Friday, Jul. 21, 1961
The Brown Bombers
Since the Brooklyn Dodgers brought Jackie Robinson up from their Montreal farm club in 1947 to break major league baseball's color bar, the National League has had a virtual corner on talented Negro players. Seven of its top ten batters, its top four home-run hitters, its top four in runs-batted-in are colored; the American League has but one Negro among its top ten batters, New York's Elston Howard, none among the leaders in the other two categories. Though Negroes make up roughly 17% of the 200 players on National League rosters, this year's All-Star squad is 36% Negro. Last week, in the 30th All-Star game, their speed and power gave the underdog National League a 5-4 victory over the American League. Negroes rapped out nine of the National League's eleven hits, batted in five runs, scored all five as well.

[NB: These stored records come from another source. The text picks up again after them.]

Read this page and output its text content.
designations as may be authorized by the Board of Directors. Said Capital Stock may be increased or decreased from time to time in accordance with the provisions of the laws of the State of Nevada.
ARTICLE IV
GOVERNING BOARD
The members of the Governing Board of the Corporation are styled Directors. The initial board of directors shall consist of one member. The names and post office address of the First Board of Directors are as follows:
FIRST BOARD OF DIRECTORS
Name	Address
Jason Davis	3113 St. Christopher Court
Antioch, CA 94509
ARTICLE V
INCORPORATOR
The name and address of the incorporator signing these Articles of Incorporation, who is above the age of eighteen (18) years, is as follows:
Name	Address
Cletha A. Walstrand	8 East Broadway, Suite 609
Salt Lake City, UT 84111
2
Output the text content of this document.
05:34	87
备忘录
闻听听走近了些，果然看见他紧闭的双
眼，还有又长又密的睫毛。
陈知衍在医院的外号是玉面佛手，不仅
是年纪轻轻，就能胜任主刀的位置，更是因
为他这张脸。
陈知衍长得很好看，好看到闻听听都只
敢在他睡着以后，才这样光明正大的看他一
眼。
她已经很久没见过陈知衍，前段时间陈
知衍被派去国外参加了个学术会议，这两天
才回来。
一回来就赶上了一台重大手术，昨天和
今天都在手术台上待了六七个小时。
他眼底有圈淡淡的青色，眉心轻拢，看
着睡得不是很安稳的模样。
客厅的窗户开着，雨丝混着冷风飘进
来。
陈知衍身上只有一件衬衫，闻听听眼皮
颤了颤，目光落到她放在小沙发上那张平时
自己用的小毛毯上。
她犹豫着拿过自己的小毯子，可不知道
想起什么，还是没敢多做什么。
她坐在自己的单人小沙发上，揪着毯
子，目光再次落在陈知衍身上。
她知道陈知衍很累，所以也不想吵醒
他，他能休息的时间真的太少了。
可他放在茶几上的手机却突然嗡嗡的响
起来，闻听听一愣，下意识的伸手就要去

The first National League run came on a triple by Pittsburgh's Roberto Clemente and a sacrifice fly by Bill White of St. Louis, the second on Clemente's sacrifice fly (scoring San Francisco's Willie Mays), the third on a pinch home run by Chicago's George Altman. The American League tied the game in the ninth when howling winds turned the contest in San Francisco's Candlestick Park into a Little League affair--there were a record seven errors, a passed ball and a balk--and went ahead 4-3 in the tenth on an unearned run. But when Baltimore's Hoyt Wilhelm went to the mound, four Negro batsmen pushed across two runs to win the game before anybody was out. Milwaukee's Hank Aaron lashed a pinch single to center. Mays doubled him home. After Wil helm hit Cincinnati's Frank Robinson with a pitch. Clemente lined a sharp single to right, and Willie Mays jogged across the plate. It was the third straight All-Star victory for the National League --and a good reason for the American League to recruit more Negro talent.